Had she slept last night? She couldn't be sure. Sometimes she dreamed, so that must have involved sleep. She'd seen Nathan, the day he was born. She'd been pushing for three hours. Almost there, almost there, the doctor kept telling her. She'd stopped screaming two hours ago, and now only panted heavily, like a barn animal in distress. The doctors lied, Jimmy lied. She was dying and this baby was tearing her in two. Another contraction. Push, screamed the doctor. Push, screamed Jimmy. She sank her teeth in her lower lip and bore down desperately.
Nathan came out so fast, he overshot the doctor's waiting hands and landed on the sheet-covered floor. The doctor cheered. Jimmy cheered. She merely groaned. Then they put little Nathan, on her chest. He was blue, tiny, all covered in muck.

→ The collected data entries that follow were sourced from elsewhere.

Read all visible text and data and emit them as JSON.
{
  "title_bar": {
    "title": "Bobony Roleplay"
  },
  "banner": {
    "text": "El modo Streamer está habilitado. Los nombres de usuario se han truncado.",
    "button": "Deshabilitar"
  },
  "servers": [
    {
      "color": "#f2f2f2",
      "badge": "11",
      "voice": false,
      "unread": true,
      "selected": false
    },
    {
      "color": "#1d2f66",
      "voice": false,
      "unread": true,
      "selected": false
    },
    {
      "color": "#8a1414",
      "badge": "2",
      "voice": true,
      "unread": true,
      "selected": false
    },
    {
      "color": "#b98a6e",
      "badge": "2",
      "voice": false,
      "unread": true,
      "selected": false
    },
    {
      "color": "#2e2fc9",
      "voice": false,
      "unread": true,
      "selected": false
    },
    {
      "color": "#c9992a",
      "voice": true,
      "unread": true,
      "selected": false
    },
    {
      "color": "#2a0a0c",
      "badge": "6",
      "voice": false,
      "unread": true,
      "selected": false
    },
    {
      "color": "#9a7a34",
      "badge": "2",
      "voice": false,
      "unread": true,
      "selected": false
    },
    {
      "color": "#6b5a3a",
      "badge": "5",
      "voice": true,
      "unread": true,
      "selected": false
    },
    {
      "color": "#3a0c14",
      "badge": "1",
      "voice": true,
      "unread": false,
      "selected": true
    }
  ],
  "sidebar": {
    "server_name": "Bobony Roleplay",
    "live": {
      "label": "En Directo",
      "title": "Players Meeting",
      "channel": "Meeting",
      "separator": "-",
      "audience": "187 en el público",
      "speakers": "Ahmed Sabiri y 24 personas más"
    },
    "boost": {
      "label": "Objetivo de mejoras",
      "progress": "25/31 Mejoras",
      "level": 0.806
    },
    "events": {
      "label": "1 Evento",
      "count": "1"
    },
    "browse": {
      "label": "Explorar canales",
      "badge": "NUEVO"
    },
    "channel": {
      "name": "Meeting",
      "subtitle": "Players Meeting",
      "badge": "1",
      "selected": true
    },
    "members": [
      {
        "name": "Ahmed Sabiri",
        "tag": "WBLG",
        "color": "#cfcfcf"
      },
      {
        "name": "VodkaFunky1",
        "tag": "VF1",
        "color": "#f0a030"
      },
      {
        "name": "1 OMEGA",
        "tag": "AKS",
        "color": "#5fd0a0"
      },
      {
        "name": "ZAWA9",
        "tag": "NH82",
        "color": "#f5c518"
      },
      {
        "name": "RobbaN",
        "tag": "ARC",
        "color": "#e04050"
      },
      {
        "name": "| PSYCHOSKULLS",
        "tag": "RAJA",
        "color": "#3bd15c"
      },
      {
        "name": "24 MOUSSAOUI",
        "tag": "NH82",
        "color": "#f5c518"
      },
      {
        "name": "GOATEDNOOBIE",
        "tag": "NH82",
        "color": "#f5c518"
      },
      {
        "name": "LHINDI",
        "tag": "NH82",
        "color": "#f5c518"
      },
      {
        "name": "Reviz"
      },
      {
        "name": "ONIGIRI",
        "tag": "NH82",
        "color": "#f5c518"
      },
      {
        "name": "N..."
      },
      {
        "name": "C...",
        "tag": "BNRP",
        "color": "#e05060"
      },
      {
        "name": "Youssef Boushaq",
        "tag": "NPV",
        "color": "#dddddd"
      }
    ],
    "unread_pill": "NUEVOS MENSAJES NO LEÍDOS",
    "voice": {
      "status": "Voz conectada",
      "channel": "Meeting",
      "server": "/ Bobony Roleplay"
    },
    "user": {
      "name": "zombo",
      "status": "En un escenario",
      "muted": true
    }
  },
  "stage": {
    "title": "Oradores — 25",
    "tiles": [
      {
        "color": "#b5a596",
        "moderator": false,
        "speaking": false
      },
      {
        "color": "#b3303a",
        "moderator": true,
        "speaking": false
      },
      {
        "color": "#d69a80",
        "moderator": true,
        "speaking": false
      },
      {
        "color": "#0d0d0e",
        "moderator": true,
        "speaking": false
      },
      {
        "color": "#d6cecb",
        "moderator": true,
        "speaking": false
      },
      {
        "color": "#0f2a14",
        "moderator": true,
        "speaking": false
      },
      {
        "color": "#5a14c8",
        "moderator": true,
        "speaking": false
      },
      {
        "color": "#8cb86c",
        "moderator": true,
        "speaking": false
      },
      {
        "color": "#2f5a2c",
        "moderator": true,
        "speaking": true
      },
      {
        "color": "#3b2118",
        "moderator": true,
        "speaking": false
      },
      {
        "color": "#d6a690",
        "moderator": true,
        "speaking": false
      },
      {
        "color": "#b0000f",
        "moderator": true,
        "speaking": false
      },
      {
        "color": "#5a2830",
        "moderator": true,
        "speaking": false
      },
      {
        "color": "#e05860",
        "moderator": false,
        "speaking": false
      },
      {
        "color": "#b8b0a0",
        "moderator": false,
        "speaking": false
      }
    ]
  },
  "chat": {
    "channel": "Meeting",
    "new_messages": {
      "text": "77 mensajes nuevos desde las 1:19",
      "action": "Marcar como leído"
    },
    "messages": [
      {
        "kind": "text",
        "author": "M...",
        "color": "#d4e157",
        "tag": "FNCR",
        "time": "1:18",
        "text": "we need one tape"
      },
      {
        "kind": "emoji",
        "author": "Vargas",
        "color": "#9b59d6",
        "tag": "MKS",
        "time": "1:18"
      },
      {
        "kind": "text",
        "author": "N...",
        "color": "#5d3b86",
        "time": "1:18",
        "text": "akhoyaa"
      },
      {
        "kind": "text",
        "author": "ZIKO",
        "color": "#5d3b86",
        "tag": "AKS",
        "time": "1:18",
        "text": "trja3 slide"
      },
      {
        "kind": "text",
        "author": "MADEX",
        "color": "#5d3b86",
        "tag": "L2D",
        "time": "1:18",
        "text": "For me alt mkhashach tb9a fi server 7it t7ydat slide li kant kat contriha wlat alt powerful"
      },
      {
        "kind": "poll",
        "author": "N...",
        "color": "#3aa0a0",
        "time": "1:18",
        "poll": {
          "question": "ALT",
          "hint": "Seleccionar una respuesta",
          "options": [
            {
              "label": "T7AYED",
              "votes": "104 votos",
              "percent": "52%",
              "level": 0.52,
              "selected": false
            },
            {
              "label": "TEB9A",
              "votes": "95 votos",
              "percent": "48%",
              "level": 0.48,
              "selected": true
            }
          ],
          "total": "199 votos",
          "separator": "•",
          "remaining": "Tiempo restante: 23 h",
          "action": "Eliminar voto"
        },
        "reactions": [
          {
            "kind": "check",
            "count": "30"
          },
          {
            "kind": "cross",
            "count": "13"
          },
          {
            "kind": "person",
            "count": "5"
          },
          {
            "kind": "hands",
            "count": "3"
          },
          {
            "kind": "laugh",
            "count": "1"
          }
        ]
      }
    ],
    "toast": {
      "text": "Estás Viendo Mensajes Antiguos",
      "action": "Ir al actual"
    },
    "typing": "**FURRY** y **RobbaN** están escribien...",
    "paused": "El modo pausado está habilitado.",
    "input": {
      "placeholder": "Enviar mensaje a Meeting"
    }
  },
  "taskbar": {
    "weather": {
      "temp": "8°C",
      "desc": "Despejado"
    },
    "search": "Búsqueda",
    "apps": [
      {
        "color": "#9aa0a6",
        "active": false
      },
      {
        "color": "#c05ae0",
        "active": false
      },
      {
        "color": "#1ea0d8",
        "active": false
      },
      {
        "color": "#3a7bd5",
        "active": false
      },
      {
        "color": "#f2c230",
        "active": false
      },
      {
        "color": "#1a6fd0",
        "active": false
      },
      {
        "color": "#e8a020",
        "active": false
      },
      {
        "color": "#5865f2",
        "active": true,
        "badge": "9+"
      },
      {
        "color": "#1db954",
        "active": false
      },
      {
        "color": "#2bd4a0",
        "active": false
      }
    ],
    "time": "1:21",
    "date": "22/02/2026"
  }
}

She didn't know what she was supposed to think. She didn't know how she was supposed to feel. But then Nathan moved his tiny little lips rooting for her breast, and she found herself unexpectedly blubbering away like an idiot. She cried, huge fat tears, the only genuine tears she had shed since her childhood She cried for Nathan, for this beautiful new life that had somehow come from her own barren soul. She cried for this miracle she had never believed could happen to her. And she cried because her husband was holding her close, her baby was snuggling against her, and for a fraction of an instant, she did not feel alone.
She'd dreamed of her mother. Catherine saw her standing in the doorway of her childhood bedroom. Catherine lay in her narrow bed, her eyes desperately alert. She had to stay awake, because if she slept, the darkness would come, and in the darkness would be him. Forcing her head into his lap. The smell, the smell, the smell. Grunting as he rammed himself into her, a camel trying to pass through the eye of a needle. The pain, the pain, the pain. Or it would be worse. It would be the days and weeks later, when he didn't even have to force her anymore. When she simply did whatever he wanted, because resistance was futile, because the indignities no longer mattered, because the little girl who'd been thrown into this hellhole didn't exist anymore. Now only her body remained, a dried-up shell going through the motions and feeling only gratitude that he returned to her at all.